Leaving it open for other @FreeCodeCamp/issue-moderators to comment. But I think this can be closed as a wontfix.

All 7 comments

@thoragio running your code gives this console output

Error: Potential infinite loop at line 18. To disable loop protection, write: 
// noprotect
as the first line. Beware that if you do have an infinite loop in your code this will crash your browser.

so you could add the // no protect to see it works.

I just tried the code above with // no protect. I also get inconsistent results for smallestCommons([23, 18]). However, instead of getting numbers in the 4 millions I get number in the 1 millions like 1902775, 1892104, and 1915324. The other tests are consistently correct. Tested on Chrome.

On the latest Firefox, smallestCommons([1, 13]) is also giving inconsistent results.

This code is technically correct in that it outputs the correct values given sufficient time, but it is quite inefficient and inconsistent results in the FCC environment are most likely due to this inefficiency.

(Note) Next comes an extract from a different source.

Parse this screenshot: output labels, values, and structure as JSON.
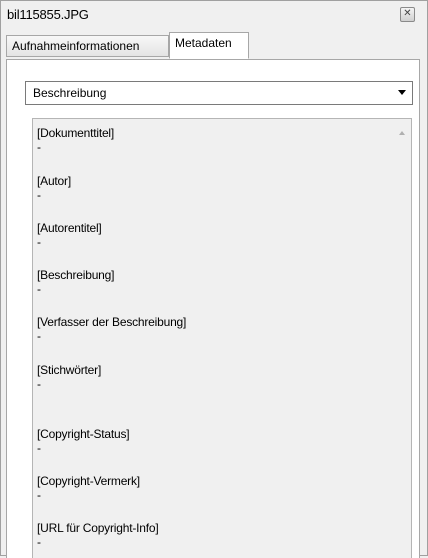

For example, incrementing checkSmallest by 1 on each step through the loop when it is not divisible by one of the numbers in the range will make the code take about twenty times longer for the input [23,18] than incrementing by the larger of the two input numbers. (Because the number we are looking for as the smallest common multiple must be a multiple of 23, incrementing by 23 rather than by 1 saves a lot of time.)

That simple change allows this code to pass all tests for this challenge. There are other inefficiencies but this is not the place for further discussion of those.

@erictleung @alistermada @BKinahan Thanks for looking into this.

I appreciate that my code is pretty inefficient, but in my early stages of learning JS I am more focused on "getting it to work" than "getting it to work optimally". Given that, I am not sure if what I have observed is really worthy of being deemed a bug to fix in the FCC platform, but it was confusing for me because my code worked fine running with Node locally and on another hosted platform (CodePen).

I will leave it up to you guys whether you want to keep this issue open and address it somehow (perhaps just a mention somewhere in the challenge description that inefficient code might fail some of the tests?) or just close it. Thanks for your time considering it in any case.

And thank you for the great work on FCC. I really appreciate this great learning resource.

@thoragio thanks a lot for the appreciation, and while I agree that your code is correct and I 100% support the fact that as a beginner you are focused on "getting it to work"! Goodjob!

However, to incorporate a corner case like this, we would have to probably brainstorm and churn up a logic that can handle the inconsistent errors like this.

Given the priorities I think this may not be taken up given the complexity it involves. Not to forget that every browser behaves differently.

address it somehow (perhaps just a mention somewhere in the challenge description that inefficient code might fail some of the tests?)

Yes, we can mention that some code might break, but then that would have to do it with all challenges.

Leaving it open for other @FreeCodeCamp/issue-moderators to comment. But I think this can be closed as a wontfix.

Closing as this involves a complex approach than necessary.

@carlotapia This is not the place to ask coding questions related to challenges. Please use our forum for such questions. Thank you.